Dear Neighbor Town Resident (it was not my neighbors, I promise),
I know our baby’s cute. I understand from what you said that you have a thing for baby’s feet. I get it. But, seriously, you don’t really know us and taking his socks and shoes off while he sits in his stroller and coos and then kissing his feet is a lot bit much. Nonetheless, if the “kissing my baby’s feet in broad daylight thing” was the only moment that gave me pause about the whole interaction, I’d let it go. But here’s the thing. You taught the kid a trick that I wish he had never learned. Because now, unless he is running outside, he refuses to keep his shoes on. It’s like the lightbulb went off that day in Happy’s brain. It said, “You do not have to wait for your mom and dad to take off your shoes. You can take them off whenever you want.” And, now, he always wants to take them off. I am assaulted with sneakers and grey socks while I drive. We lose them in the house because he takes them off and hides them. Yesterday, I spent twenty-three minutes looking in all the usual hiding places for his sneaks so that we could leave the house. I gave up. I didn’t find the missing sock and shoe until dinnertime when I pulled the tray off his high chair and TA DA!. He takes his shoes off as we stroll through town and then tosses them like the quarterback he is sure to be one day. I slam on the stroller brakes to run into traffic to retrieve them because Stride Rites don’t come cheap. While he gets in the car with shoes on, we never arrive at a destination with his shoes still on. So then I have to crawl in the backseat and get his shoes back on. And while I put on the second shoe, he takes the first shoe off. It is an unending, exhausting cycle. Would it shock you to know that I now grumble your name every time I am dealing with the shoe situation? I do. It’s not right, but I just can’t help myself.

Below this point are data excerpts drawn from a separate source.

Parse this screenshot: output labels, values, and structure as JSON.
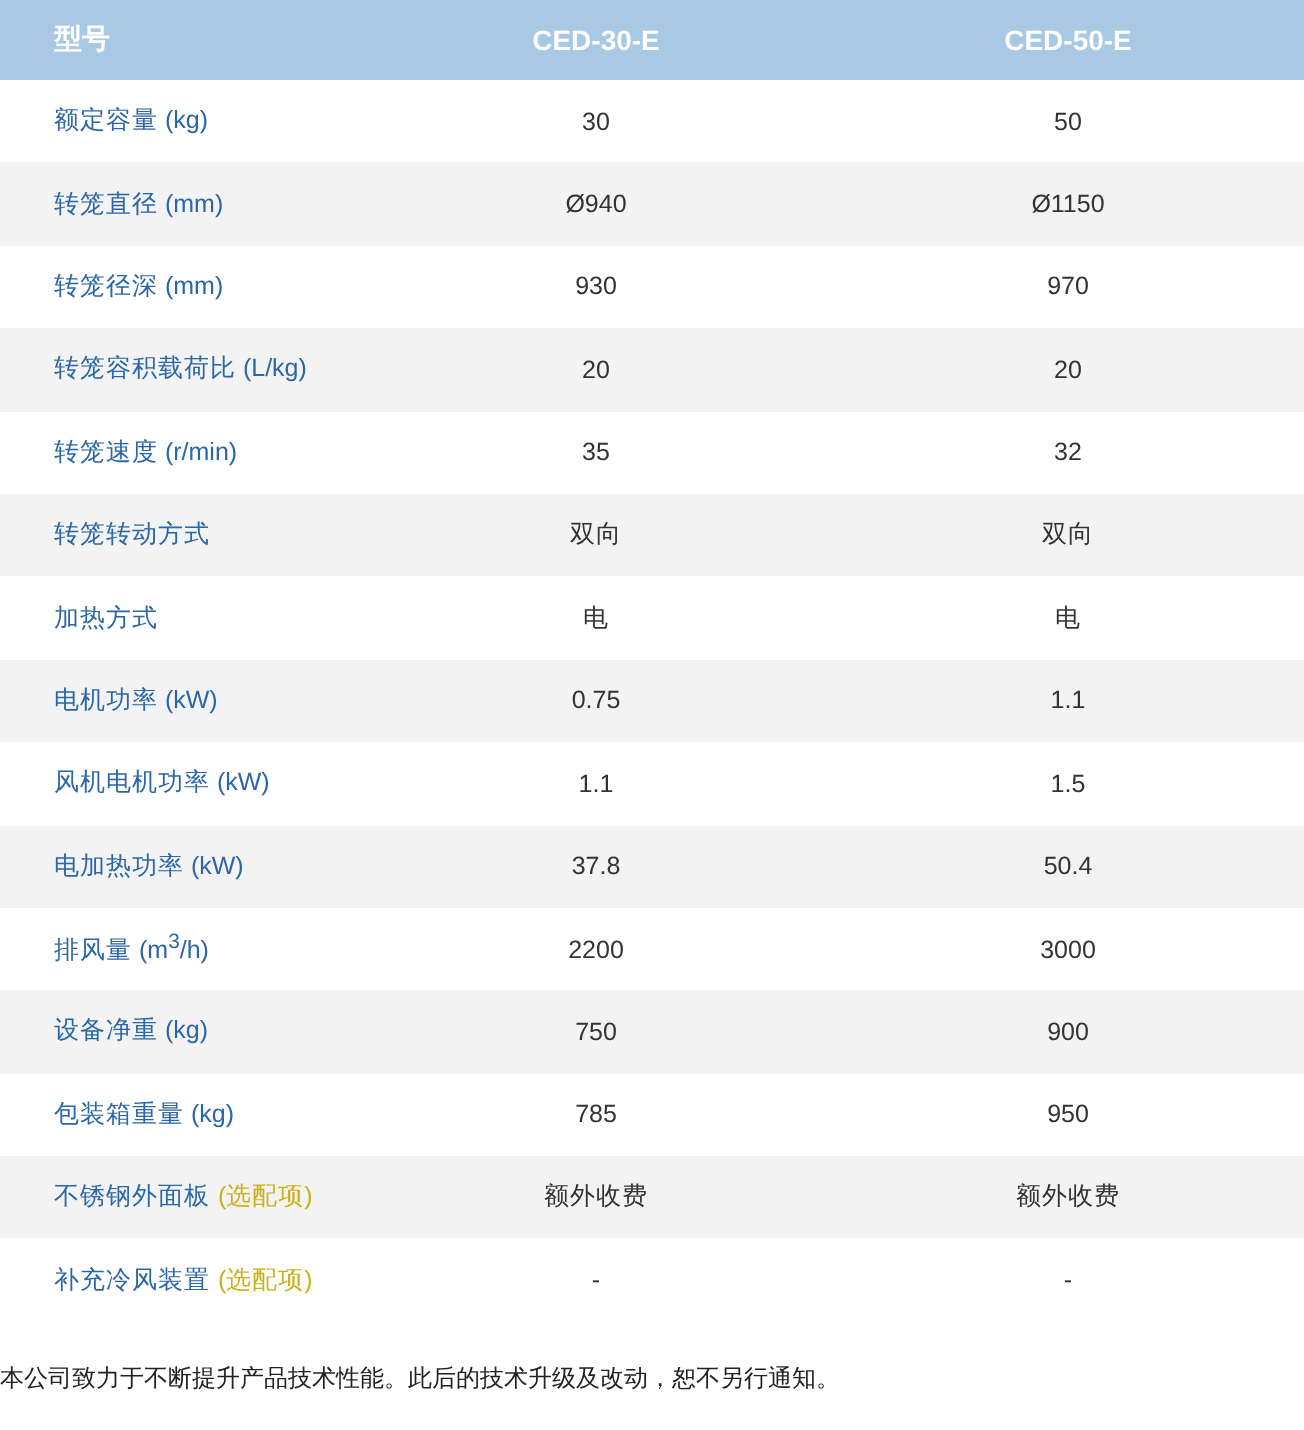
{
  "table": {
    "columns": [
      "型号",
      "CED-30-E",
      "CED-50-E"
    ],
    "rows": [
      {
        "label": "额定容量 (kg)",
        "values": [
          "30",
          "50"
        ]
      },
      {
        "label": "转笼直径 (mm)",
        "values": [
          "Ø940",
          "Ø1150"
        ]
      },
      {
        "label": "转笼径深 (mm)",
        "values": [
          "930",
          "970"
        ]
      },
      {
        "label": "转笼容积载荷比 (L/kg)",
        "values": [
          "20",
          "20"
        ]
      },
      {
        "label": "转笼速度 (r/min)",
        "values": [
          "35",
          "32"
        ]
      },
      {
        "label": "转笼转动方式",
        "values": [
          "双向",
          "双向"
        ]
      },
      {
        "label": "加热方式",
        "values": [
          "电",
          "电"
        ]
      },
      {
        "label": "电机功率 (kW)",
        "values": [
          "0.75",
          "1.1"
        ]
      },
      {
        "label": "风机电机功率 (kW)",
        "values": [
          "1.1",
          "1.5"
        ]
      },
      {
        "label": "电加热功率 (kW)",
        "values": [
          "37.8",
          "50.4"
        ]
      },
      {
        "label": "排风量 (m$^{3}$/h)",
        "values": [
          "2200",
          "3000"
        ]
      },
      {
        "label": "设备净重 (kg)",
        "values": [
          "750",
          "900"
        ]
      },
      {
        "label": "包装箱重量 (kg)",
        "values": [
          "785",
          "950"
        ]
      },
      {
        "label": "不锈钢外面板",
        "note": "(选配项)",
        "values": [
          "额外收费",
          "额外收费"
        ]
      },
      {
        "label": "补充冷风装置",
        "note": "(选配项)",
        "values": [
          "-",
          "-"
        ]
      }
    ]
  },
  "footer": "本公司致力于不断提升产品技术性能。此后的技术升级及改动，恕不另行通知。"
}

So, please, no more kissing of babies’ feet because you have a thing for those toes. Just let it go. Seriously. Because while you have not given that interaction one more thought since it happened, I think about it 5, 6, 7 times a day and not with fond memories.
Signed,
Back Away from My Baby’s Feet
Are you serious? What if every guy who loved boobs started taking women’s shirts off? Who does this kind of stuff? Gross!!